By that point, the solo shot only trimmed the Yankees' lead to 4-1. Ichiro, who has hit safely in 21 of his 23 starts as a Yankee, gave the Yankees a 4-0 lead in the sixth with his second homer to right in as many at-bats. He drew a long, sustained ovation along with chants of "Ich-i-ro! Ich-i-ro!" before emerging from the dugout.
He reached on an infield single in his final at-bat after fouling off a ball on a mighty cut.
Asked if he was going for his third straight homer, Ichiro winked.
"I swung too hard," he said. "My neck hurts."
While Girardi said Ichiro might have more power after "hitting to the ballpark" at the more cavernous Safeco Field most of his career, Ichiro said he hadn't changed his approach. He laughed as he said that with his size, "it's still tough to get it out there, even in this ballpark."
The Yankees took a 3-0 lead off Beckett in the first four innings, scoring single runs in the first, third and fifth.
Granderson drove in the first run with a two-out double in the first, scoring Jeter, who led off with a double. Jeter helped create the Yankees' second run, hitting a one-out double before leading a double steal and eventually scoring on a wild pitch.
Ichiro's sixth home run of the season gave New York a 3-0 lead.
Before the game, Red Sox manager Bobby Valentine and general manager Ben Cherington said they would talk Monday with Crawford about whether he should have Tommy John surgery and when to have it, but ESPN later reported Crawford would have the surgery Tuesday. Cherington responded by again referencing the fact there would be a meeting Monday. Valentine said after the game "I don't know about the decision. We're going to circle up tomorrow and (see) what that whole thing is going to be."
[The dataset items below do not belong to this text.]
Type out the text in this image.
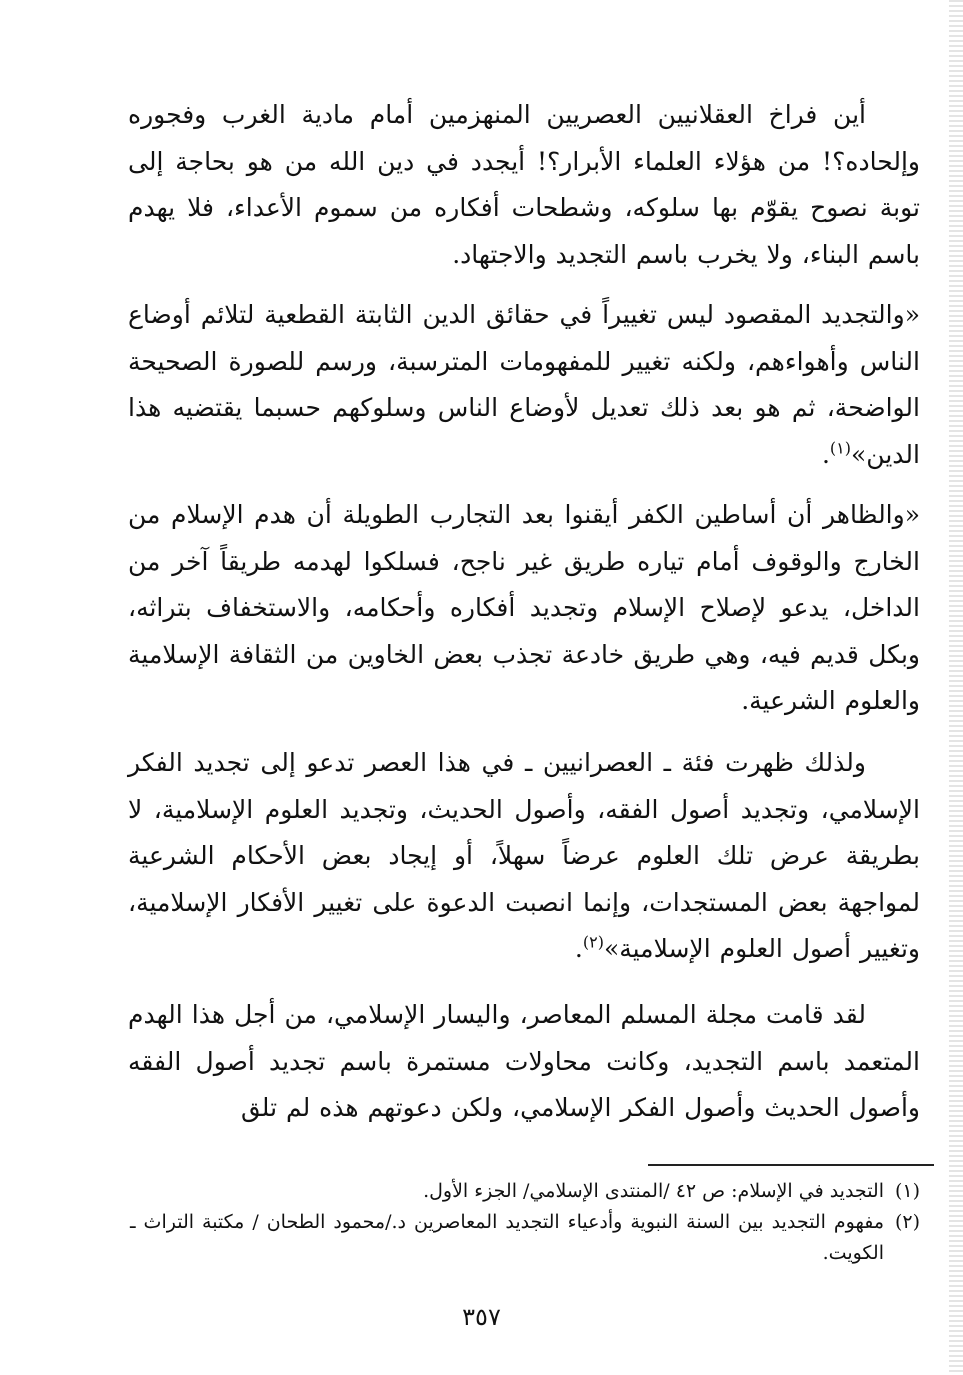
أين فراخ العقلانيين العصريين المنهزمين أمام مادية الغرب وفجوره وإلحاده؟! من هؤلاء العلماء الأبرار؟! أيجدد في دين الله من هو بحاجة إلى توبة نصوح يقوّم بها سلوكه، وشطحات أفكاره من سموم الأعداء، فلا يهدم باسم البناء، ولا يخرب باسم التجديد والاجتهاد.

«والتجديد المقصود ليس تغييراً في حقائق الدين الثابتة القطعية لتلائم أوضاع الناس وأهواءهم، ولكنه تغيير للمفهومات المترسبة، ورسم للصورة الصحيحة الواضحة، ثم هو بعد ذلك تعديل لأوضاع الناس وسلوكهم حسبما يقتضيه هذا الدين»$^{(١)}$.

«والظاهر أن أساطين الكفر أيقنوا بعد التجارب الطويلة أن هدم الإسلام من الخارج والوقوف أمام تياره طريق غير ناجح، فسلكوا لهدمه طريقاً آخر من الداخل، يدعو لإصلاح الإسلام وتجديد أفكاره وأحكامه، والاستخفاف بتراثه، وبكل قديم فيه، وهي طريق خادعة تجذب بعض الخاوين من الثقافة الإسلامية والعلوم الشرعية.

ولذلك ظهرت فئة ـ العصرانيين ـ في هذا العصر تدعو إلى تجديد الفكر الإسلامي، وتجديد أصول الفقه، وأصول الحديث، وتجديد العلوم الإسلامية، لا بطريقة عرض تلك العلوم عرضاً سهلاً، أو إيجاد بعض الأحكام الشرعية لمواجهة بعض المستجدات، وإنما انصبت الدعوة على تغيير الأفكار الإسلامية، وتغيير أصول العلوم الإسلامية»$^{(٢)}$.

لقد قامت مجلة المسلم المعاصر، واليسار الإسلامي، من أجل هذا الهدم المتعمد باسم التجديد، وكانت محاولات مستمرة باسم تجديد أصول الفقه وأصول الحديث وأصول الفكر الإسلامي، ولكن دعوتهم هذه لم تلق

(١)
التجديد في الإسلام: ص ٤٢ /المنتدى الإسلامي/ الجزء الأول.
(٢)
مفهوم التجديد بين السنة النبوية وأدعياء التجديد المعاصرين د./محمود الطحان / مكتبة التراث ـ الكويت.
٣٥٧
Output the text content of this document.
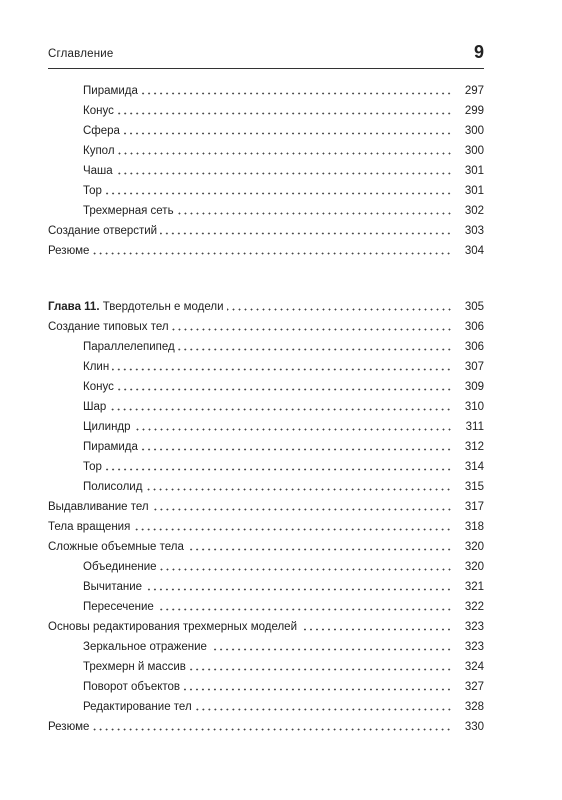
Сглавление	9
Пирамида	297
Конус	299
Сфера	300
Купол	300
Чаша	301
Тор	301
Трехмерная сеть	302
Создание отверстий	303
Резюме	304
Глава 11. Твердотельн е модели	305
Создание типовых тел	306
Параллелепипед	306
Клин	307
Конус	309
Шар	310
Цилиндр	311
Пирамида	312
Тор	314
Полисолид	315
Выдавливание тел	317
Тела вращения	318
Сложные объемные тела	320
Объединение	320
Вычитание	321
Пересечение	322
Основы редактирования трехмерных моделей	323
Зеркальное отражение	323
Трехмерн й массив	324
Поворот объектов	327
Редактирование тел	328
Резюме	330
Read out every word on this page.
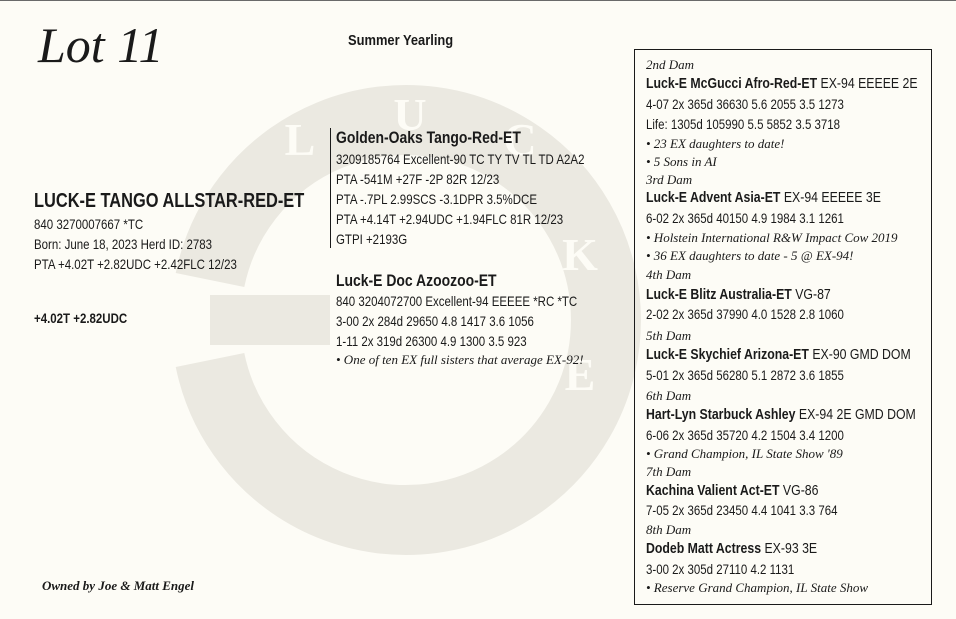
L U C
K
E
Lot 11	Summer Yearling
LUCK-E TANGO ALLSTAR-RED-ET
840 3270007667 *TC
Born: June 18, 2023 Herd ID: 2783
PTA +4.02T +2.82UDC +2.42FLC 12/23
+4.02T +2.82UDC
Golden-Oaks Tango-Red-ET
3209185764 Excellent-90 TC TY TV TL TD A2A2
PTA -541M +27F -2P 82R 12/23
PTA -.7PL 2.99SCS -3.1DPR 3.5%DCE
PTA +4.14T +2.94UDC +1.94FLC 81R 12/23
GTPI +2193G
Luck-E Doc Azoozoo-ET
840 3204072700 Excellent-94 EEEEE *RC *TC
3-00 2x 284d 29650 4.8 1417 3.6 1056
1-11 2x 319d 26300 4.9 1300 3.5 923
• One of ten EX full sisters that average EX-92!
2nd Dam
Luck-E McGucci Afro-Red-ET EX-94 EEEEE 2E
4-07 2x 365d 36630 5.6 2055 3.5 1273
Life: 1305d 105990 5.5 5852 3.5 3718
• 23 EX daughters to date!
• 5 Sons in AI
3rd Dam
Luck-E Advent Asia-ET EX-94 EEEEE 3E
6-02 2x 365d 40150 4.9 1984 3.1 1261
• Holstein International R&W Impact Cow 2019
• 36 EX daughters to date - 5 @ EX-94!
4th Dam
Luck-E Blitz Australia-ET VG-87
2-02 2x 365d 37990 4.0 1528 2.8 1060
5th Dam
Luck-E Skychief Arizona-ET EX-90 GMD DOM
5-01 2x 365d 56280 5.1 2872 3.6 1855
6th Dam
Hart-Lyn Starbuck Ashley EX-94 2E GMD DOM
6-06 2x 365d 35720 4.2 1504 3.4 1200
• Grand Champion, IL State Show '89
7th Dam
Kachina Valient Act-ET VG-86
7-05 2x 365d 23450 4.4 1041 3.3 764
8th Dam
Dodeb Matt Actress EX-93 3E
3-00 2x 305d 27110 4.2 1131
• Reserve Grand Champion, IL State Show
Owned by Joe & Matt Engel
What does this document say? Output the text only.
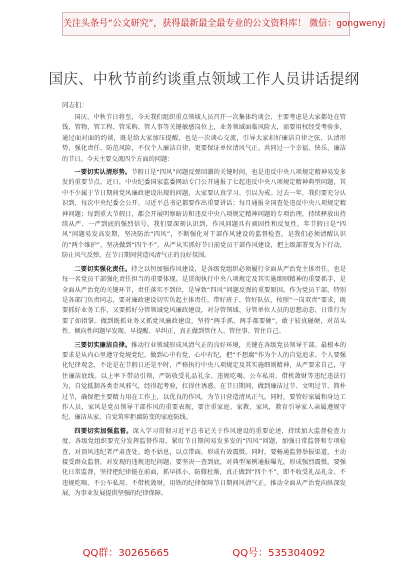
关注头条号“公文研究”，获得最新最全最专业的公文资料库！ 微信：gongwenyj
国庆、中秋节前约谈重点领域工作人员讲话提纲
同志们：

国庆、中秋节日将至，今天我们组织重点领域人员召开一次集体约谈会，主要考虑是大家都处在管钱、管物、管工程、管采购、管人事等关键敏感岗位上，业务领域面临风险大，需要用权经受考验多，通过面对面的约谈，既是给大家加压提醒，也是一次谈心交流，引导大家扣好廉洁自律之弦、认清形势、强化责任、防范风险，不仅个人廉洁自律，更要保证单位清风气正。共同过一个幸福、快乐、廉洁的节日。今天主要交流四个方面的问题：

一要切实认清形势。节假日是“四风”问题反弹回潮的关键时间，也是违反中央八项规定精神易发多发的重要节点。近日，中央纪委国家监委网站专门公开通报了七起违反中央八项规定精神典型问题，其中不少属于节日期间党风廉政建设出现的问题，大家要认真学习、引以为戒。过去一年，我们要充分认识到，每次中央纪委会公开、习近平总书记都要作出重要讲话；每月通报全国查处违反中央八项规定精神问题；每到重大节假日，都会开展明察暗访和违反中央八项规定精神问题的专项治理，持续释放出持续从严、一严到底的强烈信号。我们要深刻认识到，作风问题具有顽固性和反复性，年节假日是“四风”问题易发高发期，坚决防治“四风”，不断强化对干部作风建设的监督检查，是我们必须清醒认识的“两个维护”，坚决做到“四个不”，从严从实抓好节日前党员干部作风建设，把上级部署变为下行动，防止风气反弹，在节日期间营造风清气正的良好氛围。

二要切实强化责任。持之以恒加强作风建设，是各级党组织必须履行全面从严治党主体责任，也是每一名党员干部强化责任担当的重要体现。是贯彻执行中央八项规定及其实施细则精神的重要抓手，是全面从严治党的关键环节，责任落实不到位，是导致“四风”问题反弹的重要原因。作为党员干部，特别是各部门负责同志，要对廉政建设切实负起主体责任，带好班子、管好队伍，按照“一岗双责”要求，既要抓好业务工作，又要抓好分管领域党风廉政建设，对分管领域、分管单位人员的思想动态、日常行为要了如指掌。做到既抓业务又抓党风廉政建设，坚持“两手抓、两手都要硬”，敢于较真碰硬，对苗头性、倾向性问题早发现、早提醒、早纠正，真正做到管住人、管住事、管住自己。

三要切实廉洁自律。推动行业领域形成风清气正的良好环境，关键在各级党员领导干部。最根本的要求是从内心里遵守党规党纪，做到心中有党、心中有纪，把“不想腐”作为个人的自觉追求。个人要强化纪律观念，不论是在节假日还是平时，严格执行中央八项规定及其实施细则精神，从严要求自己，守住廉洁底线。以上率下带动引领，严防收受礼品礼金、违规吃喝、公车私用、借机敛财等违纪违法行为，自觉抵制各类歪风邪气，经得起考验，扛得住诱惑。在节日期间，做到廉洁过节、文明过节、简朴过节，确保把主要精力用在工作上，以优良的作风，为节日营造清风正气。同时，要管好家属和身边工作人员，家风是党员领导干部作风的重要表现，要注重家庭、家教、家风，教育引导家人亲属遵规守纪、廉洁从家，自觉筑牢拒腐防变的家庭防线。

四要切实加强监督。深入学习贯彻习近平总书记关于作风建设的重要论述，持续加大监督检查力度。各级党组织要充分发挥监督作用，紧盯节日期间易发多发的“四风”问题，加强日常监督和专项检查，对顶风违纪者严肃查处、绝不姑息，以点带面，形成有效震慑。同时，要畅通监督举报渠道，主动接受群众监督，对发现的违规违纪问题，要坚决一查到底，对典型案例通报曝光，形成强烈震慑。要强化日常监督，坚持把纪律挺在前面，抓早抓小、防微杜渐，真正做到“四个不”，即不收受礼品礼金、不违规吃喝、不公车私用、不借机敛财，用铁的纪律保障节日期间风清气正，推动全面从严治党向纵深发展，为事业发展提供坚强的纪律保障。

QQ群：30265665	QQ号：535304092
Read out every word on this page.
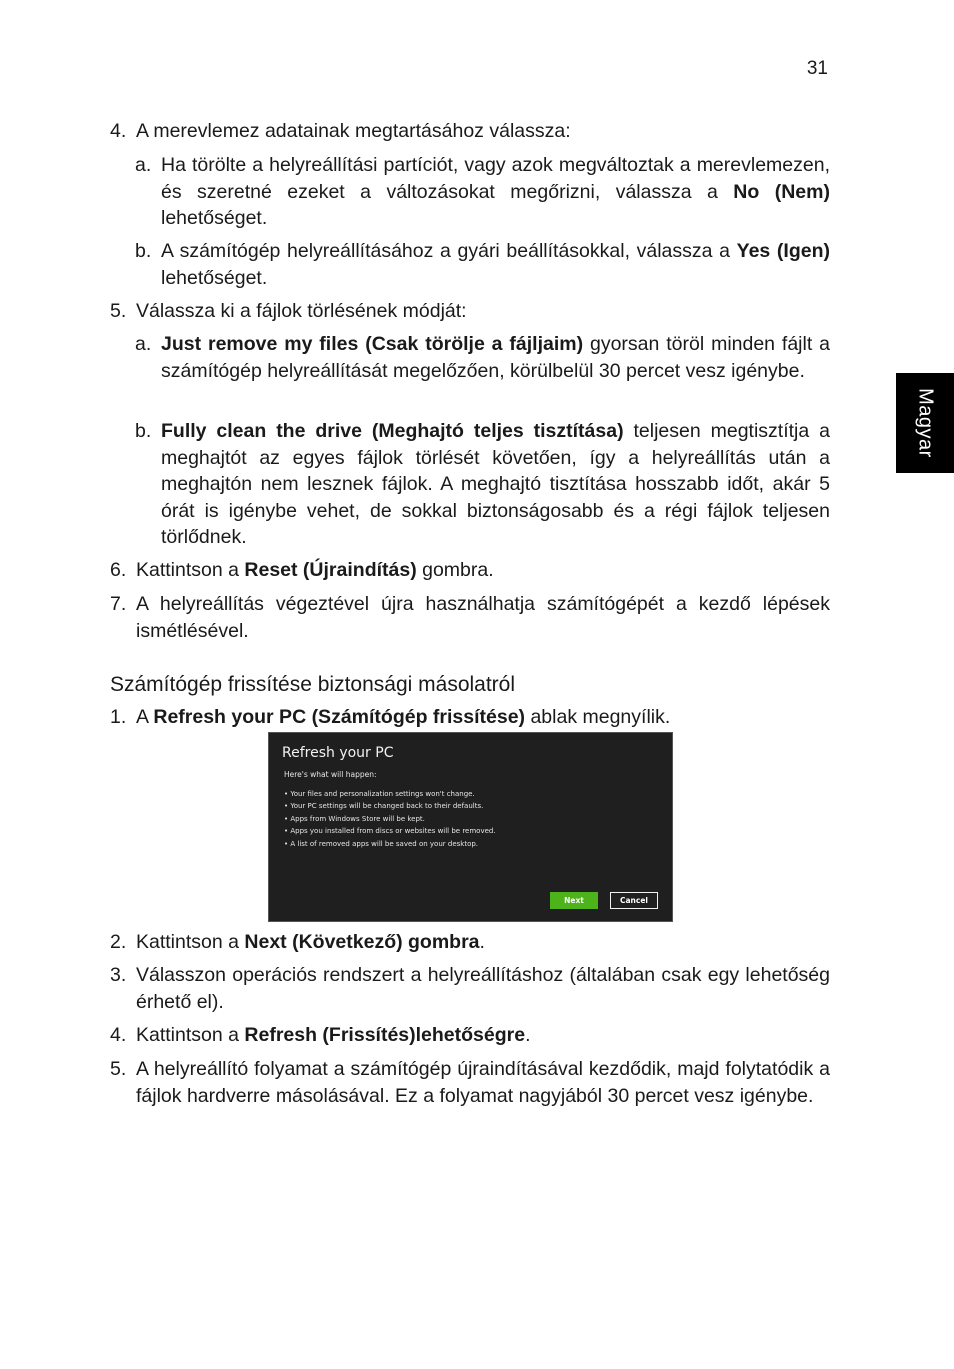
31
Magyar
4. A merevlemez adatainak megtartásához válassza:
a. Ha törölte a helyreállítási partíciót, vagy azok megváltoztak a merevlemezen, és szeretné ezeket a változásokat megőrizni, válassza a No (Nem) lehetőséget.
b. A számítógép helyreállításához a gyári beállításokkal, válassza a Yes (Igen) lehetőséget.
5. Válassza ki a fájlok törlésének módját:
a. Just remove my files (Csak törölje a fájljaim) gyorsan töröl minden fájlt a számítógép helyreállítását megelőzően, körülbelül 30 percet vesz igénybe.
b. Fully clean the drive (Meghajtó teljes tisztítása) teljesen megtisztítja a meghajtót az egyes fájlok törlését követően, így a helyreállítás után a meghajtón nem lesznek fájlok. A meghajtó tisztítása hosszabb időt, akár 5 órát is igénybe vehet, de sokkal biztonságosabb és a régi fájlok teljesen törlődnek.
6. Kattintson a Reset (Újraindítás) gombra.
7. A helyreállítás végeztével újra használhatja számítógépét a kezdő lépések ismétlésével.
Számítógép frissítése biztonsági másolatról
1. A Refresh your PC (Számítógép frissítése) ablak megnyílik.
Refresh your PC
Here's what will happen:
• Your files and personalization settings won't change.
• Your PC settings will be changed back to their defaults.
• Apps from Windows Store will be kept.
• Apps you installed from discs or websites will be removed.
• A list of removed apps will be saved on your desktop.
Next	Cancel
2. Kattintson a Next (Következő) gombra.
3. Válasszon operációs rendszert a helyreállításhoz (általában csak egy lehetőség érhető el).
4. Kattintson a Refresh (Frissítés)lehetőségre.
5. A helyreállító folyamat a számítógép újraindításával kezdődik, majd folytatódik a fájlok hardverre másolásával. Ez a folyamat nagyjából 30 percet vesz igénybe.
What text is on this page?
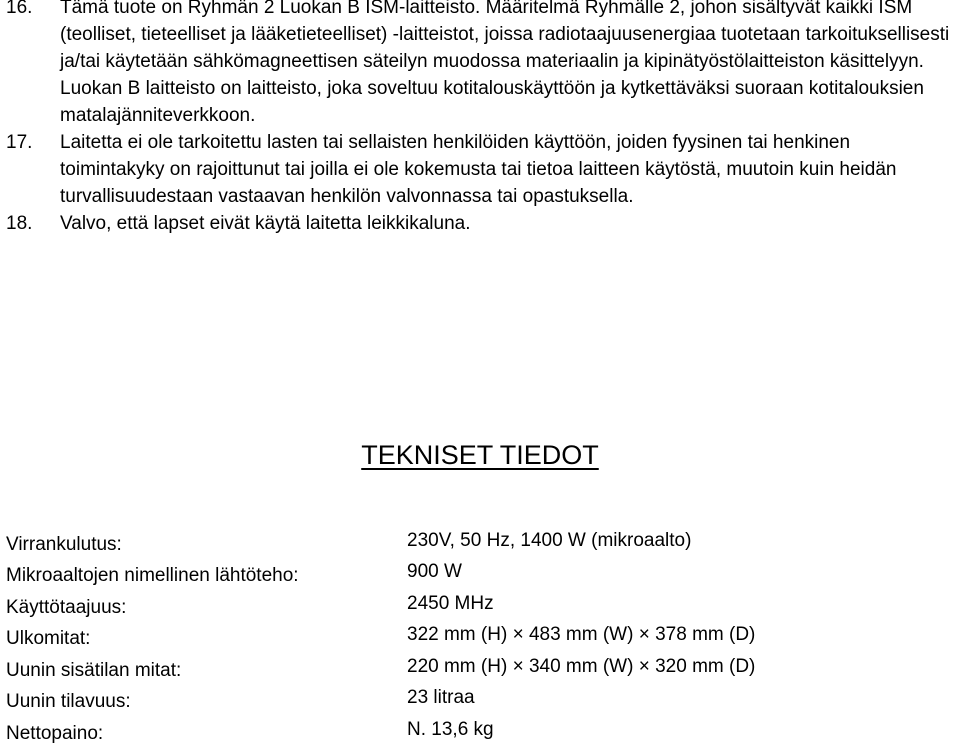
16.	Tämä tuote on Ryhmän 2 Luokan B ISM-laitteisto. Määritelmä Ryhmälle 2, johon sisältyvät kaikki ISM (teolliset, tieteelliset ja lääketieteelliset) -laitteistot, joissa radiotaajuusenergiaa tuotetaan tarkoituksellisesti ja/tai käytetään sähkömagneettisen säteilyn muodossa materiaalin ja kipinätyöstölaitteiston käsittelyyn. Luokan B laitteisto on laitteisto, joka soveltuu kotitalouskäyttöön ja kytkettäväksi suoraan kotitalouksien matalajänniteverkkoon.
17.	Laitetta ei ole tarkoitettu lasten tai sellaisten henkilöiden käyttöön, joiden fyysinen tai henkinen toimintakyky on rajoittunut tai joilla ei ole kokemusta tai tietoa laitteen käytöstä, muutoin kuin heidän turvallisuudestaan vastaavan henkilön valvonnassa tai opastuksella.
18.	Valvo, että lapset eivät käytä laitetta leikkikaluna.
TEKNISET TIEDOT
Virrankulutus:	230V, 50 Hz, 1400 W (mikroaalto)
Mikroaaltojen nimellinen lähtöteho:	900 W
Käyttötaajuus:	2450 MHz
Ulkomitat:	322 mm (H) × 483 mm (W) × 378 mm (D)
Uunin sisätilan mitat:	220 mm (H) × 340 mm (W) × 320 mm (D)
Uunin tilavuus:	23 litraa
Nettopaino:	N. 13,6 kg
NOTES: Yankees first baseman Mark Teixeira missed his third straight start, but said his injured left wrist was improving and he hoped to return to the lineup Monday. ... Alex Rodriguez and Andy Pettitte underwent X-rays Sunday. Rodriguez was not cleared to start swinging a bat and Pettitte was not given the OK to throw off a mound, but said he hoped to do so by the next home stand. ... Cherington said he saw the report linking former catcher Kelly Shoppach to the infamous text message reportedly sent from Adrian Gonzalez's phone to management griping about manager Bobby Valentine, but "I can't add anything more to the story. The meeting (between players and ownership) happened, time has passed, we're trying to move on." ... Red Sox right-hander John Lackey, rehabbing from Tommy John surgery, threw 45 pitches in a pre-game bullpen session, and Valentine said he was "very impressed with what I saw." Valentine said he "thinks" Lackey would like to pitch in a "game or two" before the end of the season, but wasn't sure.